Lo cierto es que el relevo de la Mesa del Parlament llega en un momento de delicadeza en las negociaciones. Pese a que se estime que el desenlace puede situarse a mediados de abril -el plazo máximo es hasta el 26 de mayo-, las relaciones están muy deterioradas y el cruce de órdagos es constante. En las últimas horas, JxCat ha salido en avalancha (Jordi Sànchez, Elsa Artadi y Laura Borràs) a advertir públicamente a Esquerra que si no satisface su voluntad, se quedarían en la oposición.
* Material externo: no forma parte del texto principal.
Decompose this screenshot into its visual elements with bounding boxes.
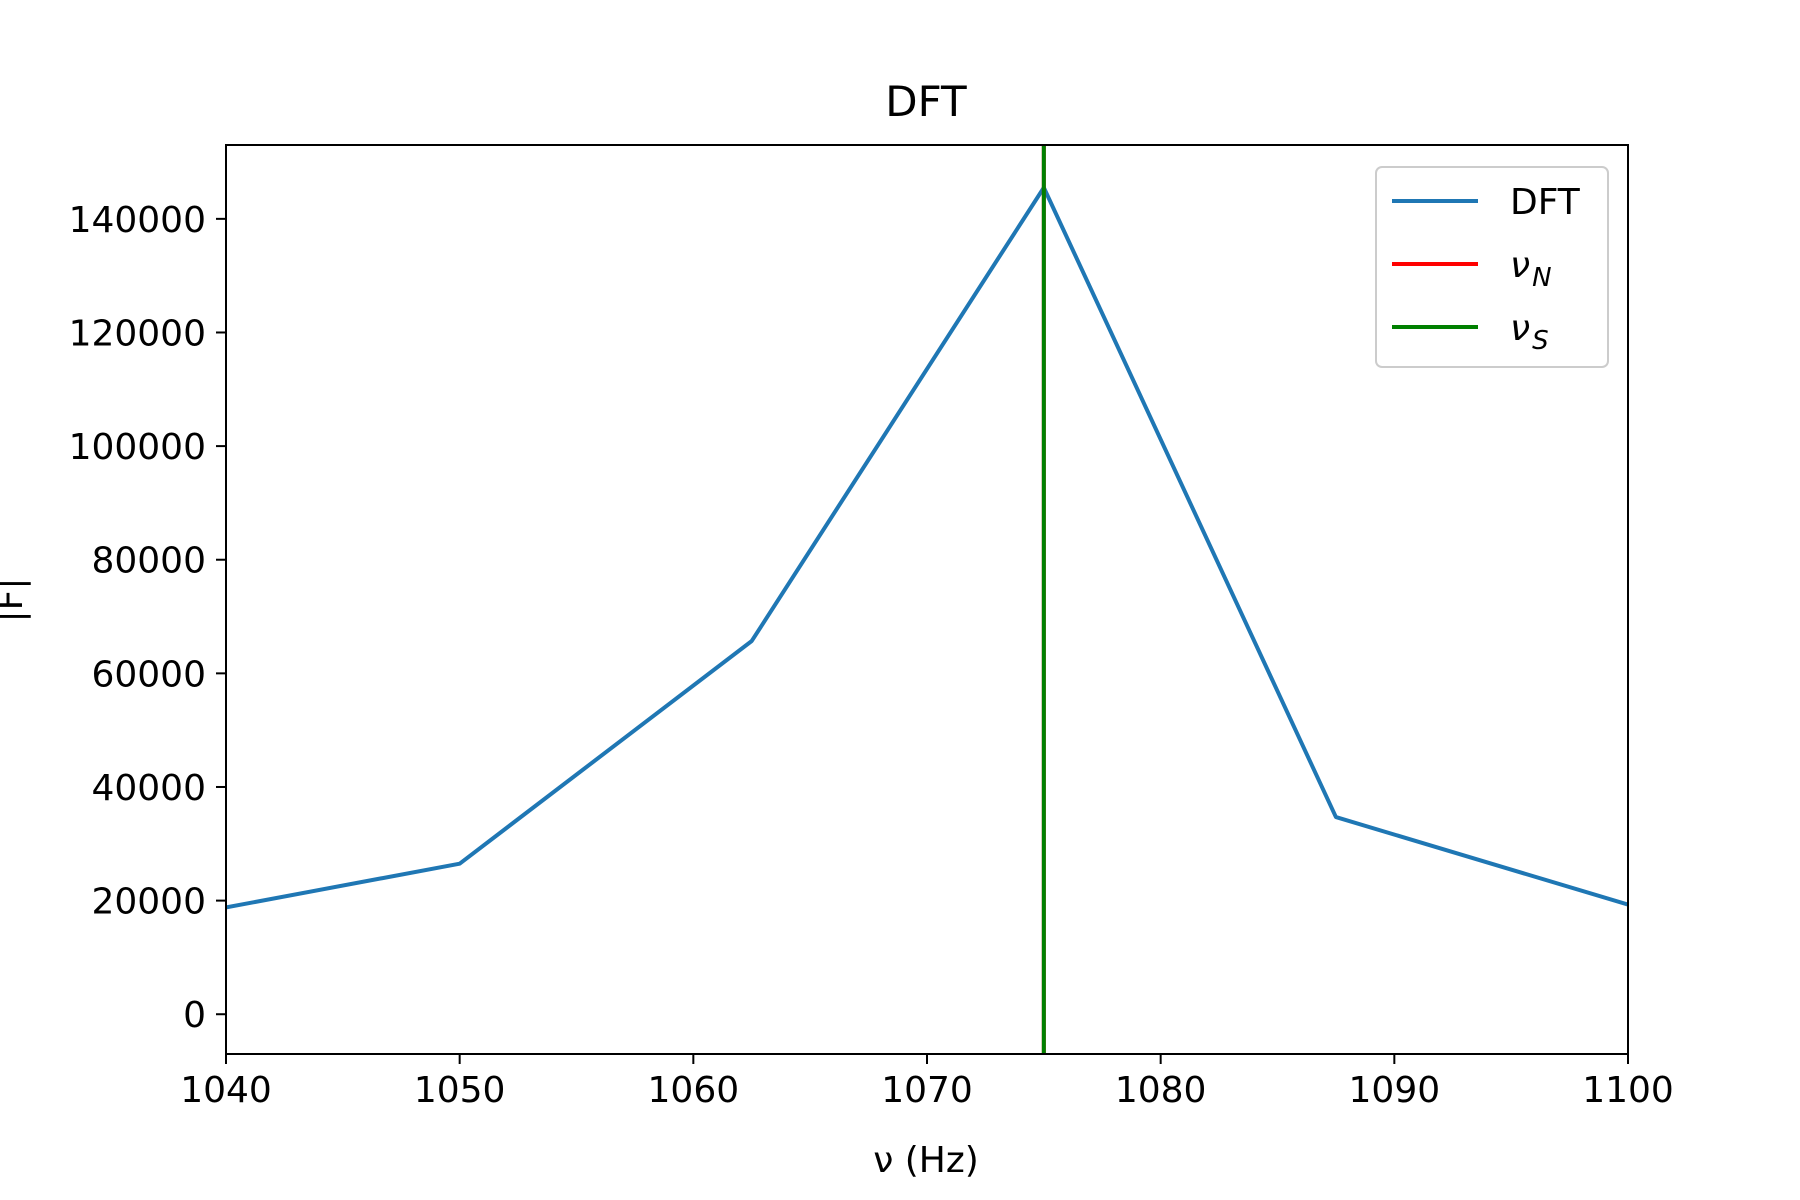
y-tick-label-60000: 60000 [91,654,206,695]
y-tick-label-0: 0 [183,995,206,1036]
plot-area [226,145,1628,1054]
chart-title: DFT [885,77,967,126]
x-tick-label-1050: 1050 [414,1070,506,1111]
x-axis-label: ν (Hz) [873,1140,979,1181]
y-tick-label-140000: 140000 [69,200,206,241]
x-tick-label-1100: 1100 [1582,1070,1674,1111]
x-tick-label-1040: 1040 [180,1070,272,1111]
legend-label-subscript-nu-n: N [1532,263,1551,293]
legend-box [1375,166,1609,368]
y-tick-label-40000: 40000 [91,768,206,809]
x-tick-label-1080: 1080 [1115,1070,1207,1111]
y-tick-label-120000: 120000 [69,313,206,354]
series-line-dft [226,185,1628,910]
x-tick-label-1060: 1060 [648,1070,740,1111]
y-tick-label-80000: 80000 [91,541,206,582]
axes: 1040 1050 1060 1070 1080 1090 1100 0 20000 40000 6… [69,144,1674,1111]
y-tick-label-20000: 20000 [91,882,206,923]
y-axis-label: |F| [0,578,31,623]
x-tick-label-1090: 1090 [1349,1070,1441,1111]
y-tick-label-100000: 100000 [69,427,206,468]
x-tick-label-1070: 1070 [881,1070,973,1111]
plot-marks [226,145,1628,1054]
legend-label-dft: DFT [1510,182,1581,223]
legend-label-subscript-nu-s: S [1532,326,1549,356]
Esta maniobra, en las filas republicanas, se entiende como un farol, ya que JxCat tampoco puede quedarse sin tocar poder en la Generalitat durante la próxima legislatura -el partido también tiene muchos cargos que colocar-. Pese a ello, Ernest Maragall (ERC) ha abierto la puerta a aceptar esta postura de JxCat y ha asegurado esta mañana en el programa de Gemma Nierga en RTVE que no tienen ningún temor a gobernar en minoría o con la CUP.

Ese escenario ahora parece muy lejano, aunque las negociaciones también se han complicado porque, además de las malas relaciones entre Esquerra y JxCat, también condiciona el pacto entre los republicanos y la CUP. Los posconvergentes, ahora redefiniéndose ideológicamente a toda prisa, reniegan del pacto con los anticapitalistas por cuestiones como la renta básica universal cuando hace pocos meses apoyaron contranatura la Ley para limitar los precios del alquiler.